For faster computation, make sure to use GPU offloading via the -ngl | --n-gpu-layers
argument.
Recent versions of llama-imatrix
store data in GGUF format by default. For the legacy format, use an extension other than .gguf
when saving the output file. More information is available in https://github.com/ggml-org/llama.cpp/pull/9400.
Examples
# generate importance matrix using default filename (imatrix.gguf), offloading 99 layers to GPU
./llama-imatrix -m ggml-model-f16.gguf -f calibration-data.txt -ngl 99
# use the imatrix to perform a Q4_K_M quantization
./llama-quantize --imatrix imatrix.gguf ggml-model-f16.gguf ./ggml-model-q4_k_m.gguf q4_k_m
# generate and save the imatrix using legacy format
./llama-imatrix -m ggml-model-f16.gguf -f calibration-data.txt -o imatrix-legcy-format.dat -ngl 99
# covert legacy (binary) imatrix format to new (GGUF) format
./llama-imatrix --in-file imatrix-legacy-format.dat -o imatrix-new-format.gguf
# combine existing imatrices
./llama-imatrix --in-file imatrix-prev-0.gguf --in-file imatrix-prev-1.gguf -o imatrix-combined.gguf
# skip first 5 chunks, save intermediates every 20 chunks and snapshots every 50, parsing special tokens
./llama-imatrix -m ggml-model-f16.gguf -f calibration-data.txt --chunk 5 --output-frequency 20 --save-frequency 50 --parse-special
# analyse imatrix file and display summary statistics instead of running inference
./llama-imatrix --in-file imatrix.gguf --show-statistics
--show-statistics
will display the following statistics:
Per tensor
- Σ(Act²): sum of all squared activations (the importance scores)
- Min & Max: minimum and maximum squared activations values
- μ & σ: Squared activations' mean and standard deviation
- % Active: proportion of elements whose average squared activation exceeds a small threshold (1e-5). Helpful to determine how alive/dormant the tensor is during inference
- N: number of squared activations
- Entropy: entropy of the squared activation distribution, in bits (standard Shannon entropy measurement)
S = -\sum_{i=1}^N p_i \log_2 p_i
- E (norm): Normalized entropy.
E(norm)=\frac{-\sum_{i=1}^N p_i \log_2 p_i}{log_2 N}
. These two metrics can be used to determine how well a prompt "exercises" the model's capabilities - ZD Score: z-score distribution as described in 3.1 Layer Importance Scores of Layer-Wise Quantization
- CosSim: cosine similarity with respect to the previous layer's tensor. Useful to determine how similar the squared activations of the current layer are to the previous layer's squared activations.
Per layer
Weighted averages of Σ(Act²), ZD Score and CosSim are also calculated.

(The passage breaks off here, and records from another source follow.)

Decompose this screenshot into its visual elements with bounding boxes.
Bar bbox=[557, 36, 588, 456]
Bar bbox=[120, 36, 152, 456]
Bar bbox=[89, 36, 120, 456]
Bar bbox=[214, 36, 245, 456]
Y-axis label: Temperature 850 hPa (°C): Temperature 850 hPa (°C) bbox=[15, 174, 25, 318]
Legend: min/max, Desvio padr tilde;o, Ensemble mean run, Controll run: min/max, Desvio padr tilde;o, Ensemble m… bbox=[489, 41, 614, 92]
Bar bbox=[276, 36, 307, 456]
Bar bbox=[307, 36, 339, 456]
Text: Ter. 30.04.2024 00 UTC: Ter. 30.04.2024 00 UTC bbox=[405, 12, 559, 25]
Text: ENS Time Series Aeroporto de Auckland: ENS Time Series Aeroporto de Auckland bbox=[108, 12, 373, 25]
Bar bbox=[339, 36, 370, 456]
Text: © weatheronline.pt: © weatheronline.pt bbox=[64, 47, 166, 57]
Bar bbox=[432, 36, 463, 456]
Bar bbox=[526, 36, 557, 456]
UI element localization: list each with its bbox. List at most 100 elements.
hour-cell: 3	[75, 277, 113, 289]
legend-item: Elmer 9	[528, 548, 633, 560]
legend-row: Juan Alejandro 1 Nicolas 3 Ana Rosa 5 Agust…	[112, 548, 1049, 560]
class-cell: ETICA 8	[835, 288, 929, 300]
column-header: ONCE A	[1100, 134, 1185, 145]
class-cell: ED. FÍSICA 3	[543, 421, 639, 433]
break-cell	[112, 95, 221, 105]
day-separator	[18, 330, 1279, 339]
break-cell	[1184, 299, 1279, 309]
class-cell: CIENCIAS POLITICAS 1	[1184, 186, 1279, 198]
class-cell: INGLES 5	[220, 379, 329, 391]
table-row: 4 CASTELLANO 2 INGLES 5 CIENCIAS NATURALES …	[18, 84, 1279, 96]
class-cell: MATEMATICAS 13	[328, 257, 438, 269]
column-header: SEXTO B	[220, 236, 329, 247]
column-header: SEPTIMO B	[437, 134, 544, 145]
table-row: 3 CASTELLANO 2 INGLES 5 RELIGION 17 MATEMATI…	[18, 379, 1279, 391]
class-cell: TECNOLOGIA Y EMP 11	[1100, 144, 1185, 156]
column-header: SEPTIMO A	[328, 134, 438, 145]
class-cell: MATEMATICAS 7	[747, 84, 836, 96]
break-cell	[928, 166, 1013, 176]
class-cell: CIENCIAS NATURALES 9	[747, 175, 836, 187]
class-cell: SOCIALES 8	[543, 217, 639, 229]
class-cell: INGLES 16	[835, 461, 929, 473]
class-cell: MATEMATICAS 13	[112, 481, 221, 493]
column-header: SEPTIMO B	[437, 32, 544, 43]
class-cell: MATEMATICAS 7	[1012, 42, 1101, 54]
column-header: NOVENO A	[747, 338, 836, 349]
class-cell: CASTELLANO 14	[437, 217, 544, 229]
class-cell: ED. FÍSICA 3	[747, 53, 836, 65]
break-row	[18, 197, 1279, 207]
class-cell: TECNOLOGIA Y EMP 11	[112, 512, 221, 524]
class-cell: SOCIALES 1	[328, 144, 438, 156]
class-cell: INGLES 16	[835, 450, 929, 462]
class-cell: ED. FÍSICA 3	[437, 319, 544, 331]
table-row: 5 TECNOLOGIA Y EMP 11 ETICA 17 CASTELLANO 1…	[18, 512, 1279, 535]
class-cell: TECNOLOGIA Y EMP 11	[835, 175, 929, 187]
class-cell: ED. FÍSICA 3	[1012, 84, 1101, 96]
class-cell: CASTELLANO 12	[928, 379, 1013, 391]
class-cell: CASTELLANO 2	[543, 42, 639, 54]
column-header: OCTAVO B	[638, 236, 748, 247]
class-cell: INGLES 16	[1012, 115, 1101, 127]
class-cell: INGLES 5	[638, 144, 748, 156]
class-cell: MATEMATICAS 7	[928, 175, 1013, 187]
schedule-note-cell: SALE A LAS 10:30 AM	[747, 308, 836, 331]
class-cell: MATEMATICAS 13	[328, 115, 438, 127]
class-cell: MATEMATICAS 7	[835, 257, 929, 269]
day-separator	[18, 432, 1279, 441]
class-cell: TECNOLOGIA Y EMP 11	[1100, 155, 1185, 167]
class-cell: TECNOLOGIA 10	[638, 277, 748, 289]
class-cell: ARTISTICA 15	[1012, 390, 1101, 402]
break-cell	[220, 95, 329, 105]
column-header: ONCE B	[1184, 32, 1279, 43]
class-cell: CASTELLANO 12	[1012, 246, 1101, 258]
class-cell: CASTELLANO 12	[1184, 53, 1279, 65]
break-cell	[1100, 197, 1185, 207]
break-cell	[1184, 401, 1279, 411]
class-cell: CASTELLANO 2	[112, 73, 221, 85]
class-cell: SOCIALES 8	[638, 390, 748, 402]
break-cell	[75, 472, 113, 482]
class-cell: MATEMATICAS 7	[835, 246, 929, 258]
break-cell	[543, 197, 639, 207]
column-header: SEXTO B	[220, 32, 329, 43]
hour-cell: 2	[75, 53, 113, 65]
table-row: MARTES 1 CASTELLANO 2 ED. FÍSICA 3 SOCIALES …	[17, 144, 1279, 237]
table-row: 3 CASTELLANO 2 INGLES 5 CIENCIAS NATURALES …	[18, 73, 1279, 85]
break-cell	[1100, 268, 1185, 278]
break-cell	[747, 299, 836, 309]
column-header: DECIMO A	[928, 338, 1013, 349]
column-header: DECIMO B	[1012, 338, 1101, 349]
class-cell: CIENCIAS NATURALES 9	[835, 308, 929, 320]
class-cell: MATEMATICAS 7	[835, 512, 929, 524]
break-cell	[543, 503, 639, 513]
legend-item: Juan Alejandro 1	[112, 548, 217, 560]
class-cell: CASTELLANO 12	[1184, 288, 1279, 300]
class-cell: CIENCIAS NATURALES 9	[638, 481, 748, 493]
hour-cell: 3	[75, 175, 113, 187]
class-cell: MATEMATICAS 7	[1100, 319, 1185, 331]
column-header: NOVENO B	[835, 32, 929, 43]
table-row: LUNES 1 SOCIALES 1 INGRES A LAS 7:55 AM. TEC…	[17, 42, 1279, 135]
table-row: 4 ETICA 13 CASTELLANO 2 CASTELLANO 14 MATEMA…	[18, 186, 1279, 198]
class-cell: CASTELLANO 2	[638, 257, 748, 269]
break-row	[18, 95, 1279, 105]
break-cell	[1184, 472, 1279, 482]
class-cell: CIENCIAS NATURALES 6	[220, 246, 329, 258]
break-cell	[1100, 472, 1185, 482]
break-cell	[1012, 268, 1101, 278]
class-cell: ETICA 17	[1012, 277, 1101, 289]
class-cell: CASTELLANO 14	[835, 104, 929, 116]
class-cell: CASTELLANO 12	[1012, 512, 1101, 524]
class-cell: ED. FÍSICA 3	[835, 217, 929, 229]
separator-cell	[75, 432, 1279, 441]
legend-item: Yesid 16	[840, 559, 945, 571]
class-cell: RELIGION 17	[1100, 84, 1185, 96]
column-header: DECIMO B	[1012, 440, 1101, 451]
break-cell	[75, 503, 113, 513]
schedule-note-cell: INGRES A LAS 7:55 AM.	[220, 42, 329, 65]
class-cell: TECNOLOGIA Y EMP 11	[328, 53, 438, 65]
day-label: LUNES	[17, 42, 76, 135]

Important note on the computed Statistics
When using these statistics, please note that they are computed on the squared activations, not on the actual (raw) activations. Whilst the results are still useful, they're less realiable than using the raw values, and in the case of the cosine similarity, could be misleading if the tensor contains opposite vectors.